IT Support: The Next Step Forward

September 01, 2015 by Alex Collins

IT blogWe're changing how people talk - and think - about IT support.

The idea of IT support has certainly evolved in recent years. The IT Help Desk used to be nothing bigger than a call center or a small staff of computer specialists.

Now, IT support generally comes from a highly trained and skilled team that not just solves business problems (reactive), but also supports and drives business operations (proactive).

Of course, there are two sides to every conversation. So as the Help Desk has expanded its skills and abilities, businesses too have broadened their view of IT’s capabilities and potential contributions to the overall approach to operations.

Solving Problems, Supporting Business

A business’s willingness to integrate IT into "big-picture" planning doesn’t manifest overnight, however.

Most of our present clients have worked with us for several years; in that time we've built their trust with our track record in evaluating the existing systems, making observations, and implementing technologies that improve efficiency and productivity.

Taking that next step into business strategy was simple enough from there. Working within a thriving partnership, we (the IT provider) have the leeway to do more than just solve problems as they arise. We also identify issues and propose solutions for our clients, and we look ahead and recommend changes and install applications that will greatly improve their operations going forward.

Over time, we assume the role of a trusted IT adviser for our customers.

It's the unavoidable leveling-up of IT support services - with the appropriate systems installed, with best practices observed, we’re able to track and analyze a customer’s help tickets and identify major tech issues and pain points. Those help tickets truly reveal an organization’s inefficiencies.

Through this ongoing review process, we can respond with sensible observations and cost-effective solutions. The quick fix is out, and we’re using data to drive decision-making for the long term.

Leadership Embracing IT Value

These changes in IT support have pushed more business leaders to think ahead and embrace technology.

According to the PricewaterhouseCoopers 2015 CEO Survey, 68 percent of CEOs emphasized the importance of a well thought-out technology plan, including defined metrics. Furthermore, 64 percent said that having a clear vision of how technology can help achieve a competitive advantage is “very important.” And 61 percent placed value in the CEO acting as the organization’s “digital and tech champion.”

Those numbers are encouraging, yet room exists for additional growth, as far as leadership buy-in on the benefit of business-IT integration is concerned.

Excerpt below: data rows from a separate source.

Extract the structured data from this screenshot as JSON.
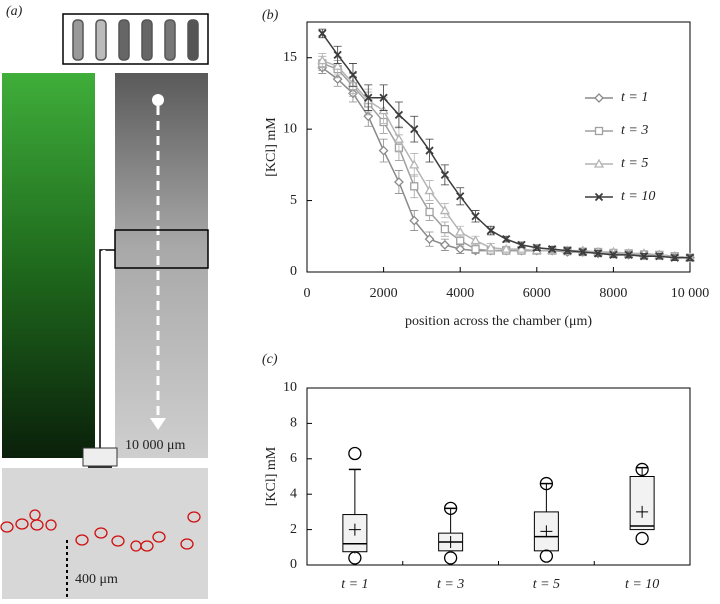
{
  "panel_a": {
    "label": "(a)",
    "scale_label": "10 000 μm",
    "distance_label": "400 μm"
  },
  "chart_data": [
    {
      "type": "line",
      "panel_label": "(b)",
      "xlabel": "position across the chamber (μm)",
      "ylabel": "[KCl] mM",
      "xlim": [
        0,
        10000
      ],
      "xticks": [
        0,
        2000,
        4000,
        6000,
        8000,
        {
          "value": 10000,
          "label": "10 000"
        }
      ],
      "ylim": [
        0,
        17.5
      ],
      "yticks": [
        0,
        5,
        10,
        15
      ],
      "legend": "right",
      "x": [
        400,
        800,
        1200,
        1600,
        2000,
        2400,
        2800,
        3200,
        3600,
        4000,
        4400,
        4800,
        5200,
        5600,
        6000,
        6400,
        6800,
        7200,
        7600,
        8000,
        8400,
        8800,
        9200,
        9600,
        10000
      ],
      "series": [
        {
          "name": "t = 1",
          "color": "#8a8a8a",
          "marker": "diamond",
          "values": [
            14.3,
            13.5,
            12.5,
            10.9,
            8.5,
            6.3,
            3.6,
            2.3,
            1.9,
            1.6,
            1.5,
            1.5,
            1.5,
            1.5,
            1.5,
            1.5,
            1.4,
            1.4,
            1.3,
            1.3,
            1.2,
            1.2,
            1.2,
            1.1,
            1.0
          ],
          "errors": [
            0.4,
            0.5,
            0.6,
            0.7,
            0.8,
            0.8,
            0.7,
            0.5,
            0.4,
            0.3,
            0.2,
            0.2,
            0.2,
            0.2,
            0.2,
            0.2,
            0.2,
            0.2,
            0.2,
            0.2,
            0.2,
            0.2,
            0.2,
            0.2,
            0.2
          ]
        },
        {
          "name": "t = 3",
          "color": "#a0a0a0",
          "marker": "square",
          "values": [
            14.6,
            14.2,
            13.0,
            11.8,
            10.5,
            8.7,
            6.0,
            4.2,
            3.0,
            2.2,
            1.6,
            1.5,
            1.5,
            1.5,
            1.5,
            1.5,
            1.5,
            1.4,
            1.4,
            1.3,
            1.3,
            1.2,
            1.2,
            1.1,
            1.0
          ],
          "errors": [
            0.5,
            0.6,
            0.7,
            0.8,
            0.8,
            0.9,
            0.8,
            0.6,
            0.5,
            0.4,
            0.3,
            0.2,
            0.2,
            0.2,
            0.2,
            0.2,
            0.2,
            0.2,
            0.2,
            0.2,
            0.2,
            0.2,
            0.2,
            0.2,
            0.2
          ]
        },
        {
          "name": "t = 5",
          "color": "#b4b4b4",
          "marker": "triangle",
          "values": [
            14.8,
            14.4,
            13.2,
            12.0,
            11.3,
            9.3,
            7.5,
            5.7,
            4.3,
            2.8,
            2.2,
            1.7,
            1.6,
            1.6,
            1.5,
            1.5,
            1.5,
            1.5,
            1.4,
            1.4,
            1.3,
            1.3,
            1.2,
            1.1,
            1.0
          ],
          "errors": [
            0.5,
            0.6,
            0.7,
            0.8,
            0.9,
            0.9,
            0.8,
            0.7,
            0.5,
            0.4,
            0.3,
            0.3,
            0.2,
            0.2,
            0.2,
            0.2,
            0.2,
            0.2,
            0.2,
            0.2,
            0.2,
            0.2,
            0.2,
            0.2,
            0.2
          ]
        },
        {
          "name": "t = 10",
          "color": "#3c3c3c",
          "marker": "x",
          "values": [
            16.7,
            15.2,
            13.8,
            12.2,
            12.2,
            11.0,
            10.0,
            8.5,
            6.8,
            5.3,
            3.9,
            2.9,
            2.3,
            1.9,
            1.7,
            1.6,
            1.5,
            1.4,
            1.3,
            1.2,
            1.2,
            1.1,
            1.1,
            1.0,
            1.0
          ],
          "errors": [
            0.3,
            0.6,
            0.8,
            0.9,
            0.9,
            0.9,
            0.9,
            0.8,
            0.7,
            0.6,
            0.4,
            0.3,
            0.2,
            0.2,
            0.2,
            0.2,
            0.2,
            0.2,
            0.2,
            0.2,
            0.2,
            0.2,
            0.2,
            0.2,
            0.2
          ]
        }
      ]
    },
    {
      "type": "box",
      "panel_label": "(c)",
      "ylabel": "[KCl] mM",
      "ylim": [
        0,
        10
      ],
      "yticks": [
        0,
        2,
        4,
        6,
        8,
        10
      ],
      "color": "#f2f2f2",
      "categories": [
        "t = 1",
        "t = 3",
        "t = 5",
        "t = 10"
      ],
      "boxes": [
        {
          "whisker_low": 0.65,
          "q1": 0.75,
          "median": 1.2,
          "q3": 2.85,
          "whisker_high": 5.4,
          "mean": 2.0,
          "outliers": [
            6.3,
            0.4
          ]
        },
        {
          "whisker_low": 0.8,
          "q1": 0.8,
          "median": 1.3,
          "q3": 1.8,
          "whisker_high": 3.2,
          "mean": 1.3,
          "outliers": [
            3.2,
            0.4
          ]
        },
        {
          "whisker_low": 0.8,
          "q1": 0.8,
          "median": 1.6,
          "q3": 3.0,
          "whisker_high": 4.6,
          "mean": 1.9,
          "outliers": [
            4.6,
            0.5
          ]
        },
        {
          "whisker_low": 2.0,
          "q1": 2.0,
          "median": 2.2,
          "q3": 5.0,
          "whisker_high": 5.5,
          "mean": 3.0,
          "outliers": [
            5.4,
            1.5
          ]
        }
      ]
    }
  ]
}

The survey went a step further and asked CEOs about specific IT investment priorities:

  • 75% reported cyber security was strategically “very important” to their organization;

  • 61 percent were concerned about data security;

  • 62% said data and data analytics was of strategic importance; and

  • 55% emphasized the importance of mobile technology for customer engagement.


We’ve prepared for this shift, staying on top of emerging technologies and trending applications down to industry-specific tech trends; adhering to and preaching security standards; and remaining flexible and amenable to change.

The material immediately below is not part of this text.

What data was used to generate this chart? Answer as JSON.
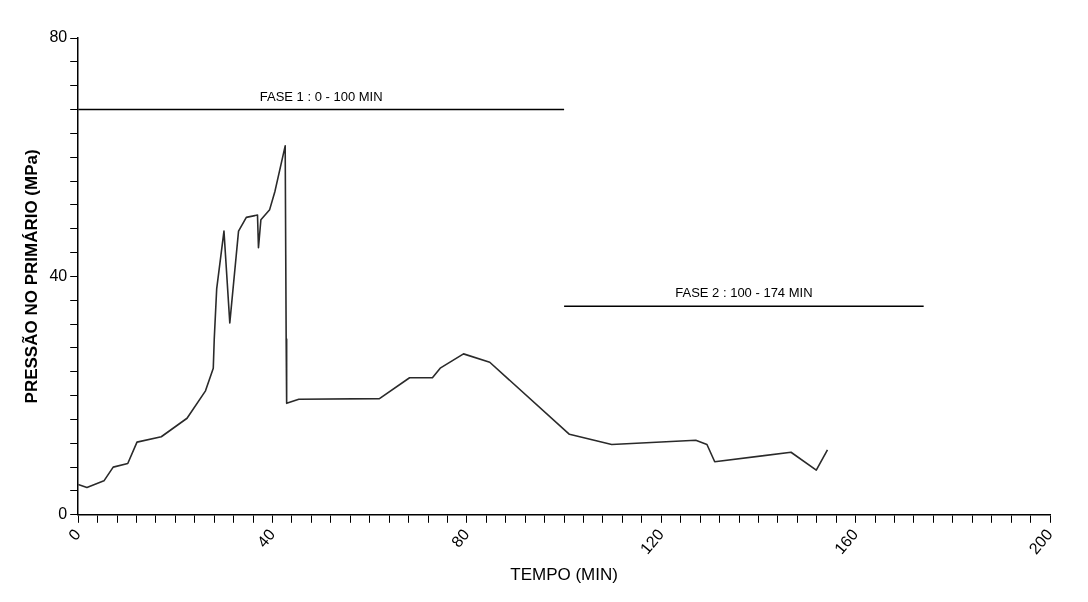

Smart Questions, Smart Answers

The IT provider-business customer conversation hasn’t just changed, it has evolved, and it continues to do so. Through metrics and analysis, we can identify IT issues—for example, connectivity gaps, faulty hardware, or outdated applications—at the front end.

While IT support has primarily been concerned with solving problems as they come, we’re now doing the work that prompts us to ask the question to customers, “Are you using the right technology to get the right result for the business?”

We’re better equipped to ask that question, and increasingly, business partners are committed to finding the right answer, relying on our recommendations, and implementing long-term solutions.

There’s a vested interest on both sides—it’s a win-win for IT and business going forward.